Mardi 18 novembre 2025-Kinshasa a vécu une journée quasi paralysée. Depuis le lancement, lundi, de l’opération de contrôle systématique des permis de conduire, plusieurs artères principales de la capitale ont été frappées par des embouteillages monstres, transformant des trajets ordinaires en véritables épreuves de patience.
Dès les premières heures de la matinée, les automobilistes se sont retrouvés piégés dans des files interminables. Il faut parfois plusieurs heures pour parcourir quelques kilomètres. Sur l’avenue Mondjiba, l’une des plus touchées, la situation est devenue critique. Deux colonels de la Police nationale, positionnés vers la Galerie Saint-Pierre pour effectuer les contrôles, ont pratiquement immobilisé la circulation.

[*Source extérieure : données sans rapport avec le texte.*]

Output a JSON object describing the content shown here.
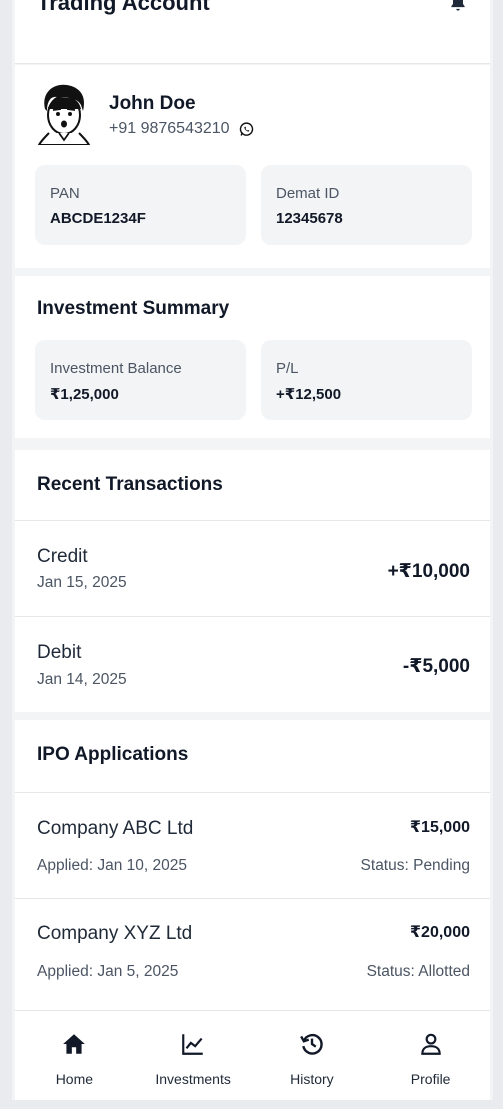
{
  "header": {
    "title": "Trading Account",
    "notification_icon": "bell-icon"
  },
  "profile": {
    "name": "John Doe",
    "phone": "+91 9876543210",
    "pan": {
      "label": "PAN",
      "value": "ABCDE1234F"
    },
    "demat": {
      "label": "Demat ID",
      "value": "12345678"
    }
  },
  "summary": {
    "title": "Investment Summary",
    "balance": {
      "label": "Investment Balance",
      "value": "₹1,25,000"
    },
    "pl": {
      "label": "P/L",
      "value": "+₹12,500"
    }
  },
  "transactions": {
    "title": "Recent Transactions",
    "items": [
      {
        "type": "Credit",
        "date": "Jan 15, 2025",
        "amount": "+₹10,000"
      },
      {
        "type": "Debit",
        "date": "Jan 14, 2025",
        "amount": "-₹5,000"
      }
    ]
  },
  "ipo": {
    "title": "IPO Applications",
    "items": [
      {
        "company": "Company ABC Ltd",
        "applied": "Applied: Jan 10, 2025",
        "amount": "₹15,000",
        "status": "Status: Pending"
      },
      {
        "company": "Company XYZ Ltd",
        "applied": "Applied: Jan 5, 2025",
        "amount": "₹20,000",
        "status": "Status: Allotted"
      }
    ]
  },
  "nav": {
    "items": [
      {
        "label": "Home",
        "icon": "home-icon"
      },
      {
        "label": "Investments",
        "icon": "chart-line-icon"
      },
      {
        "label": "History",
        "icon": "history-icon"
      },
      {
        "label": "Profile",
        "icon": "user-icon"
      }
    ]
  },
  "colors": {
    "background": "#f3f4f6",
    "card": "#ffffff",
    "text": "#111827",
    "muted": "#4b5563"
  }
}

Sur les quatre bandes disponibles, trois ont été bloquées, créant un goulot d’étranglement dans les deux sens.
Impossible d’avancer sans passer de longues heures coincé dans le trafic.
Cette opération, pourtant justifiée par le besoin de renforcer la sécurité routière, a eu pour effet immédiat d’exacerber un calvaire déjà familier aux Kinois. Les embouteillages habituels se sont multipliés, provoquant frustration, retards, pertes économiques et hausse du stress chez les usagers de la route.
Plusieurs voix s’élèvent désormais pour alerter : si ces contrôles se poursuivent sans plan d’accompagnement, Kinshasa risque d’être plongée durablement dans une asphyxie circulatoire.
Dans l’opinion, la colère monte. Beaucoup estiment que la méthode choisie n’est pas adaptée à une ville où les infrastructures routières sont déjà insuffisantes et fortement congestionnées.
Pour les critiques, le contrôle des permis est certes nécessaire, mais son exécution doit se faire de manière intelligente, progressive et surtout non punitive pour les automobilistes respectueux de la loi.
Face à cette situation, les autorités compétentes sont appelées à revoir d’urgence leur stratégie.
Des solutions durables et mieux pensées sont attendues pour garantir la fluidité du trafic tout en assurant la sécurité routière. Parmi les options évoquées par les experts : déploiement d’équipes mobiles plutôt que statiques, organisation des contrôles en dehors des heures de pointe, utilisation des technologies numériques pour identifier les contrevenants, ou encore renforcement de la communication envers la population.
En attendant, les Kinois, eux, continuent de subir un quotidien déjà éprouvant, désormais aggravé par une opération dont l’impact sur la mobilité soulève plus de questions que de réponses.